Los dos hombres guardaron silencio por un rato.

—Déjala —decidió Raffaele. Hablaba con su hermano—. Si no quiere al psicólogo, déjala. No la presiones.

—No —Uriele sacudió la cabeza, confirmándolo: nadie lo haría—. Claro que no. Nadie va a presionarla.

»Déjalos verte. Se van a poner tristes.

Al final Raffaele aceptó y, cuando tuvo sobre sus piernas y entre sus brazos a su pequeña niña rubia, y mirando los ojos grises de sus niños —los cuales, parecían, el mayor temeroso y el menor desconfiado—, se sintió... casi completo —casi. Él nunca lo estaría, de nuevo—. Ellos le dieron fuerzas, le dieron la voluntad necesaria para intentar recuperarse y volver con ellos: sus bebés no tenían por qué vivir en otras casas ni ser presionados, como animalitos indeseados, pues aún tenían a su padre...

*

Anneliese gritó, aterrada, y se alejó del agua que la envolvía y se la tragaba. No sintió el frío mientras intentaba escapar.

—¡Anneliese, soy yo! —Angelo alzó la voz, cerrando la regadera de mano—. ¡Estás bien!

La muchacha miró a su alrededor, dándose cuenta de que estaban en el cuarto de baño de la choza. Había tenido una pesadilla tan... espantosamente vívida: un río la arrastraba, en su superficie. El agua se le metía por los oídos, la nariz y la boca, y un monstruo infernal quería hundirla con sus tentáculos.

Logró despertar y se encontró empapada, sintiendo agua correrle por la cabeza, metiéndosele por los oídos. ¡Seguía en el río!

—Estás bien, mi amor —el muchacho se acercó a ella y cogió su rostro entre sus manos, obligándola a mirarlo.

Anneliese no se había dado cuenta de que estaba desnuda, ni de que temblaba. Comenzó a sollozar antes de que se le cayeran las lágrimas. El muchacho supo, aliviado, que ella había recuperado la conciencia.

—¡¿Por qué me hiciste eso?! —le reprochó, histérica pero muy débil, cuando su hermano la abrazó.

—Tenías mucha fiebre —le explicó él, alcanzando una toalla para cubrirla—. Estabas delirando, Annie.

El cielo ya comenzaba a iluminarse, pero no había rayos de sol.

Aunque ella no lo recordaba, su temperatura había comenzado en la madrugada y Angelo le había dado un par de antipiréticos, pero su fiebre no disminuyó. Por el contrario.

Él estaba preparándose para volver cuando ella se quedó dormida, de repente, acurrucada en el sofá, y comenzó a temblar con violencia mientras balbucía algunas palabras incompletas. El muchacho había tenido miedo de que ella convulsionara, así que la había llevado al cuarto de baño y, con agua templada, se encargó de mantener fría su cabeza.

Annie no recordaba absolutamente nada de eso.

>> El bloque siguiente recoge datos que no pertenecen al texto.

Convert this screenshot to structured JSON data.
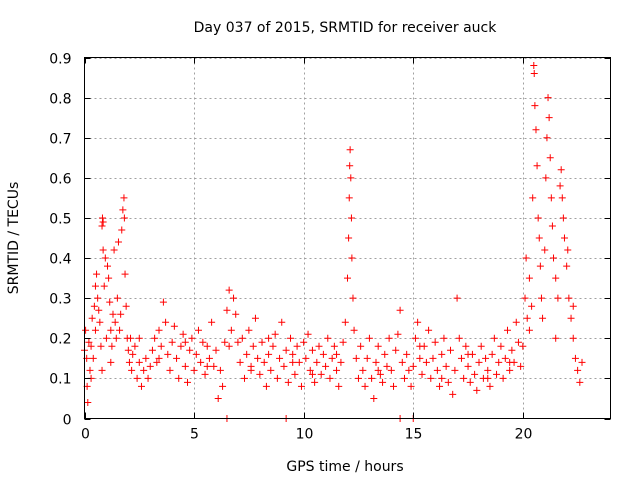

El muchacho la envolvió con una sábana, en la sala de estar, mientras le secaba los cabellos con la toalla. Ella seguía temblando de frío y de miedo.

—Estás bien, mi amor —le prometió el muchacho—. Vas a estar bien.

—Quiero ir a casa.

—Sí. Ya está todo listo. Antes iremos con el médico. Ya hice la cita.

*

Annie tenía las mejillas enrojecidas y los cabellos ligeramente húmedos cuando cruzó las puertas del hospital, en brazos de su hermano. Un enfermero se apresuró a acercarles una silla de ruedas, pero la muchacha, tiritando, la rechazó: no quería dejar los brazos cálidos de Angelo y exponerse al frío.